In his “retraction note,” submitted before the court on April 17, 2009, two days after the trial began, Kasab alleged the confession statement was “false, bogus and involuntary,” the police tortured him in custody, the content of his statements had not been read out to him and that his signatures had been obtained by force and coercion.
‘Totally silent’
Mr. Nikam refuted the charge, saying cross-examination of investigating officers Ramesh Mahale and Prakash Marde was “totally silent” on the alleged ill-treatment. Therefore, “Kasab has miserably failed, as no case has been made out of his unwillingness to confess. [Plus], there is no foundation to believe that he was ill-treated to give a confession.”
Mr.
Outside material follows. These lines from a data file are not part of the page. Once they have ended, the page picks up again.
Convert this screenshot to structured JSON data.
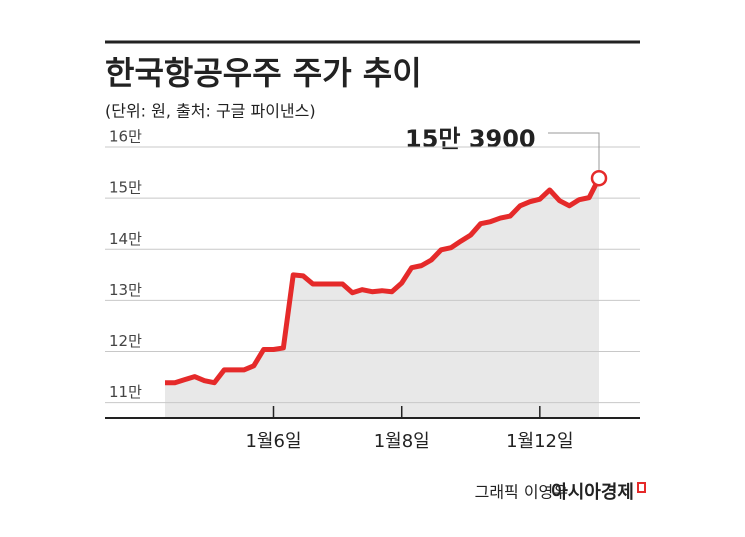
{
  "chart_data": {
    "type": "line",
    "title": "한국항공우주 주가 추이",
    "subtitle": "(단위: 원, 출처: 구글 파이낸스)",
    "annotation": "15만 3900",
    "credit": "그래픽 이영우",
    "publisher": "아시아경제",
    "categories": [
      null,
      null,
      null,
      null,
      null,
      null,
      null,
      null,
      null,
      null,
      null,
      "1월6일",
      null,
      null,
      null,
      null,
      null,
      null,
      null,
      null,
      null,
      null,
      null,
      null,
      "1월8일",
      null,
      null,
      null,
      null,
      null,
      null,
      null,
      null,
      null,
      null,
      null,
      null,
      null,
      "1월12일",
      null,
      null,
      null,
      null,
      null,
      null
    ],
    "series": [
      {
        "name": "한국항공우주",
        "color": "#e52a2a",
        "fill": "#e8e8e8",
        "values": [
          113900,
          113900,
          114500,
          115100,
          114300,
          113900,
          116400,
          116400,
          116400,
          117200,
          120400,
          120400,
          120700,
          135000,
          134800,
          133200,
          133200,
          133200,
          133200,
          131500,
          132100,
          131700,
          131900,
          131700,
          133400,
          136400,
          136800,
          137900,
          139900,
          140300,
          141600,
          142800,
          145000,
          145400,
          146100,
          146500,
          148500,
          149300,
          149800,
          151600,
          149500,
          148500,
          149700,
          150100,
          153900
        ]
      }
    ],
    "ylim": [
      107000,
      160000
    ],
    "yticks": [
      {
        "value": 110000,
        "label": "11만"
      },
      {
        "value": 120000,
        "label": "12만"
      },
      {
        "value": 130000,
        "label": "13만"
      },
      {
        "value": 140000,
        "label": "14만"
      },
      {
        "value": 150000,
        "label": "15만"
      },
      {
        "value": 160000,
        "label": "16만"
      }
    ],
    "grid": true
  }
}
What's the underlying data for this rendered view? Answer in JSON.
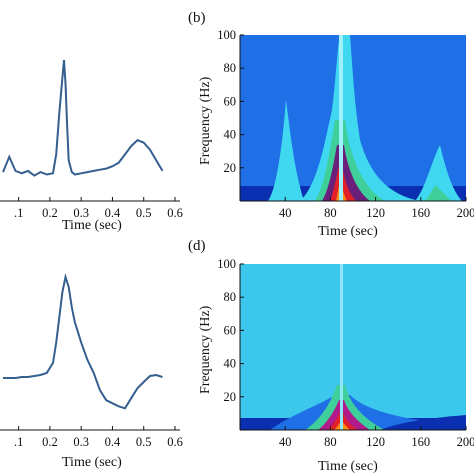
{
  "chart_data": [
    {
      "type": "line",
      "xlabel": "Time (sec)",
      "ylabel": "",
      "xlim": [
        0.05,
        0.6
      ],
      "x_ticks": [
        ".1",
        "0.2",
        "0.3",
        "0.4",
        "0.5",
        "0.6"
      ],
      "x_tick_values": [
        0.1,
        0.2,
        0.3,
        0.4,
        0.5,
        0.6
      ],
      "line_color": "#355f8f",
      "series": [
        {
          "x": [
            0.05,
            0.07,
            0.09,
            0.11,
            0.13,
            0.15,
            0.17,
            0.19,
            0.21,
            0.22,
            0.23,
            0.24,
            0.245,
            0.25,
            0.255,
            0.26,
            0.27,
            0.28,
            0.3,
            0.32,
            0.34,
            0.36,
            0.38,
            0.4,
            0.42,
            0.44,
            0.46,
            0.48,
            0.5,
            0.52,
            0.54,
            0.56
          ],
          "y": [
            0.05,
            0.18,
            0.06,
            0.04,
            0.06,
            0.02,
            0.05,
            0.03,
            0.04,
            0.2,
            0.55,
            0.85,
            1.0,
            0.8,
            0.45,
            0.15,
            0.05,
            0.03,
            0.04,
            0.05,
            0.06,
            0.07,
            0.08,
            0.1,
            0.13,
            0.2,
            0.27,
            0.32,
            0.3,
            0.24,
            0.15,
            0.06
          ]
        }
      ]
    },
    {
      "type": "heatmap",
      "panel_label": "(b)",
      "xlabel": "Time (sec)",
      "ylabel": "Frequency (Hz)",
      "xlim": [
        0,
        200
      ],
      "ylim": [
        0,
        100
      ],
      "x_ticks": [
        "40",
        "80",
        "120",
        "160",
        "200"
      ],
      "x_tick_values": [
        40,
        80,
        120,
        160,
        200
      ],
      "y_ticks": [
        "20",
        "40",
        "60",
        "80",
        "100"
      ],
      "y_tick_values": [
        20,
        40,
        60,
        80,
        100
      ],
      "colormap": [
        "#0a2fb0",
        "#1f6fe6",
        "#2aa8f0",
        "#40d8f0",
        "#3fcf9a",
        "#2a7a3a",
        "#6a1f7a",
        "#b01a8a",
        "#e0202a",
        "#ff8a10"
      ],
      "background_color": "#1f6fe6"
    },
    {
      "type": "line",
      "xlabel": "Time (sec)",
      "ylabel": "",
      "xlim": [
        0.05,
        0.6
      ],
      "x_ticks": [
        ".1",
        "0.2",
        "0.3",
        "0.4",
        "0.5",
        "0.6"
      ],
      "x_tick_values": [
        0.1,
        0.2,
        0.3,
        0.4,
        0.5,
        0.6
      ],
      "line_color": "#355f8f",
      "series": [
        {
          "x": [
            0.05,
            0.07,
            0.09,
            0.11,
            0.13,
            0.15,
            0.17,
            0.19,
            0.21,
            0.22,
            0.23,
            0.24,
            0.25,
            0.26,
            0.27,
            0.28,
            0.29,
            0.3,
            0.32,
            0.34,
            0.36,
            0.38,
            0.4,
            0.42,
            0.44,
            0.46,
            0.48,
            0.5,
            0.52,
            0.54,
            0.56
          ],
          "y": [
            0.0,
            0.0,
            0.0,
            0.01,
            0.01,
            0.02,
            0.03,
            0.05,
            0.15,
            0.35,
            0.6,
            0.85,
            1.0,
            0.9,
            0.7,
            0.55,
            0.45,
            0.35,
            0.18,
            0.05,
            -0.12,
            -0.22,
            -0.25,
            -0.28,
            -0.3,
            -0.2,
            -0.1,
            -0.04,
            0.02,
            0.03,
            0.01
          ]
        }
      ]
    },
    {
      "type": "heatmap",
      "panel_label": "(d)",
      "xlabel": "Time (sec)",
      "ylabel": "Frequency (Hz)",
      "xlim": [
        0,
        200
      ],
      "ylim": [
        0,
        100
      ],
      "x_ticks": [
        "40",
        "80",
        "120",
        "160",
        "200"
      ],
      "x_tick_values": [
        40,
        80,
        120,
        160,
        200
      ],
      "y_ticks": [
        "20",
        "40",
        "60",
        "80",
        "100"
      ],
      "y_tick_values": [
        20,
        40,
        60,
        80,
        100
      ],
      "colormap": [
        "#0a2fb0",
        "#1f6fe6",
        "#2aa8f0",
        "#40d8f0",
        "#3fcf9a",
        "#2a7a3a",
        "#6a1f7a",
        "#b01a8a",
        "#e0202a",
        "#ff8a10"
      ],
      "background_color": "#3cc8ec"
    }
  ]
}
Nikam argued: “Confession made voluntarily can be regarded as presumptive evidence of truth. The prosecution has corroborated his confession with evidence.”
Meanwhile, the court allowed that personal belongings, including two passports, be returned to Ehsan Malik, who was a guest at the Taj Mahal Palace and Tower hotel at the time of the terror attacks.
The police were asked to return a mobile phone with battery, a laptop charger, a pen drive, and passports issued by Pakistan and the United Kingdom of Great Britain and Northern Ireland, which were left behind by Mr. Malik in his room.